Topically applied, Citrus aurantium oil is also useful for treating skin fungi like athlete’s foot and ring worm. But watch out if you’re fair skinned. As mentioned above, the peel of the raw fruit can make you more sensitive to sunlight due to the toxic effect of “furocoumarins.”
Whoever thought that nice little mini-orange tree growing in your backyard could be such a powerhouse of health and performance? Now, it’s not really your typical orange tree, but once again, Traditional Chinese Medicine has led us to an important discovery: this little orange has the potential to ward of unwanted bodyfat and ramp up energy levels. As an ephedra substitute, Citrus aurantium certainly bodes well… very well. We’ll be sure to keep you posted on more factual findings on this powerful supplement in the future.
Research indicates that 4 to 20 mg of synephrine per day, which usually is provided by supplementing with 200 to 600 mg of a standardized Citrus aurantium extract (3 to 6% synephrine), may be effective.
If you’re brave, you can stick the crushed peel in some hot water and “savor” a really bitter tea. Use 4 to 6 grams per day of cut peel for teas or 2 grams in 150 ml or boiled water 3 times a day. Alcohol solutions (tinctures) and liquid extracts are another (more enjoyable) way to take it.
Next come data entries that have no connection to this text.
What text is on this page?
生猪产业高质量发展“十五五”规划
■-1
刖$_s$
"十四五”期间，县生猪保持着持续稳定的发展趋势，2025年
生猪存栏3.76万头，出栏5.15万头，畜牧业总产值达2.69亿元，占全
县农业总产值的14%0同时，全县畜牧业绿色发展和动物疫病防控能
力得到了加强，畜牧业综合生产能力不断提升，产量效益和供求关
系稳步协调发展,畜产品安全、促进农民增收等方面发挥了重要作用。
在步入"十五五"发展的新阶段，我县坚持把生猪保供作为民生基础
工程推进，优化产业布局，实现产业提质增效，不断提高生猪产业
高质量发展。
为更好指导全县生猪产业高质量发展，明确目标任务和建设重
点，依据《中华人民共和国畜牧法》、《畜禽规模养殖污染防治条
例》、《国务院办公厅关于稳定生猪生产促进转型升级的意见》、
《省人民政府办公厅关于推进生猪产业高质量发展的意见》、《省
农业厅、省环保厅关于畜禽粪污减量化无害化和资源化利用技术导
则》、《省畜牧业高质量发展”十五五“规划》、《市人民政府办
According to recent data, it appears that using the whole fruit extract is the best way to take Citrus aurantium since there are many additional chemicals in the plant besides synephrine that are used for increasing the metabolism, and we’re only beginning to understand their total, combined effects.
For weight loss, use in evenly divided doses throughout the day, preferably on an empty stomach. For stimulant effects, use 30 to 45 minutes before exercise, again, without food.
Citrus aurantium is often included in formulas with kola nut and guarana (which are caffeine sources) to synergistically assist in thermogenesis.
Citrus aurantium is sometimes combined with Garcinia cambogia (HCA) to increase thermogenic effects.
Both isolated synephrine and Citrus aurantium extract can crank up your blood pressure, so if you’ve got heart problems or high blood pressure, it may be best to avoid it. Synephrine causes a rise in blood pressure by triggering vasoconstriction (tightening of your vascular system or blood carrying network). Like many natural supplements, avoid use during pregnancy or lactation.
Do not combine with heart or blood pressure medications.
Like most bitter herbs, there is stuff in here you don’t want to be messing with. Try to avoid rubbing raw Citrus aurantium (the fruit) all over your body since the peel can irritate the skin and even make you more sensitive to sunlight due to the phototoxic effect of furocoumarins.
Some experts have theorized that synephrine may show traces of alkaloids in the body similar to ephedra, but more research is needed to verify if this is, in fact, the case. At present, synephrine is not on any banned list. Still, if you are an elite athlete who is regularly drug tested, it is recommended that you discuss supplementation with your physician before use.